Representation in other media
According to Richard L. Rashke's book, The Killing of Karen Silkwood (2000), officials investigating Silkwood's death and Kerr-McGee's operations received death threats. One of the investigators disappeared under mysterious circumstances. Rashke wrote that the Silkwood family's legal team were followed, threatened with violence, and physically assaulted. Rashke suggested that the 20 kg (44 lbs) of plutonium missing from the plant had been stolen by "a secret underground plutonium-smuggling ring", in which many government agencies, including the highest levels of government and international intelligence agencies, namely the CIA, Britain's MI5, the Israeli Mossad, and a "shadowy group of Iranians" were involved. The book says that the United States covered up many details about Silkwood's death, and allegedly carried out her assassination.
The 1983 film Silkwood is an account of Silkwood's life and the events resulting from her activism, based on an original screenplay written by Nora Ephron and Alice Arlen. Meryl Streep played the title role and was nominated for an Academy Award and a BAFTA. Cher played Karen's best friend, Dusty Ellis, and was nominated for a Best Supporting Actress Academy Award. Mike Nichols was nominated for Best Director. Ephron and Arlen were nominated for Best Writing, Screenplay Written Directly for the Screen.
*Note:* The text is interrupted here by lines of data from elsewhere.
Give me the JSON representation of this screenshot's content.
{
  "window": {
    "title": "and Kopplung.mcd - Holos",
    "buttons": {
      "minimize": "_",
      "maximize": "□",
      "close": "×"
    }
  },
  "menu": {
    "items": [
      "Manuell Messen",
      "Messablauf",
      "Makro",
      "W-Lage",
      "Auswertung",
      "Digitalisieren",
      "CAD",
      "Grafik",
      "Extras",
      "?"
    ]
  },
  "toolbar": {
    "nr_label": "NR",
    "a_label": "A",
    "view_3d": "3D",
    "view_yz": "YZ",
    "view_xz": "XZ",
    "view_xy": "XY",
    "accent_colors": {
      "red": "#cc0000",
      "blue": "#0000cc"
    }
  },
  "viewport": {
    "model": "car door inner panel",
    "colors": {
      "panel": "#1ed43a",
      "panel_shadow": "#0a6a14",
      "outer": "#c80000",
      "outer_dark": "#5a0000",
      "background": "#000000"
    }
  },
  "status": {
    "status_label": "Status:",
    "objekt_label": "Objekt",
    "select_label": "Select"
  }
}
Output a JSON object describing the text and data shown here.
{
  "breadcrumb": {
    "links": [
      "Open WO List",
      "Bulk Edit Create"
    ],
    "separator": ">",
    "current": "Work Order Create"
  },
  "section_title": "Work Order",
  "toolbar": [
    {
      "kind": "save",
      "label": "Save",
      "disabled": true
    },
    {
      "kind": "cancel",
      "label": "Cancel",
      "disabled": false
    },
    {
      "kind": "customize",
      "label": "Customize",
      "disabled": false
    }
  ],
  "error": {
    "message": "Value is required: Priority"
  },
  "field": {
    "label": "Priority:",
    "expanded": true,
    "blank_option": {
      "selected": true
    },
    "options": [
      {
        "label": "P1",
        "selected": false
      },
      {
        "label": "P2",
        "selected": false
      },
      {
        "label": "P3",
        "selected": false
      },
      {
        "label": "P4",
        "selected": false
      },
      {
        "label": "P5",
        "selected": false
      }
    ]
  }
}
One of the six interlocking stories in the novel and film Cloud Atlas consists of a journalist Luisa Rey (played by Halle Berry) investigating wrongdoing at a fictional nuclear plant with the help of whistleblower Isaac Sachs (played by Tom Hanks). In a meta-reference to Karen Silkwood's life and work, Rey survives a mysterious car crash orchestrated to assassinate her, while Sachs is murdered by an airplane bomb.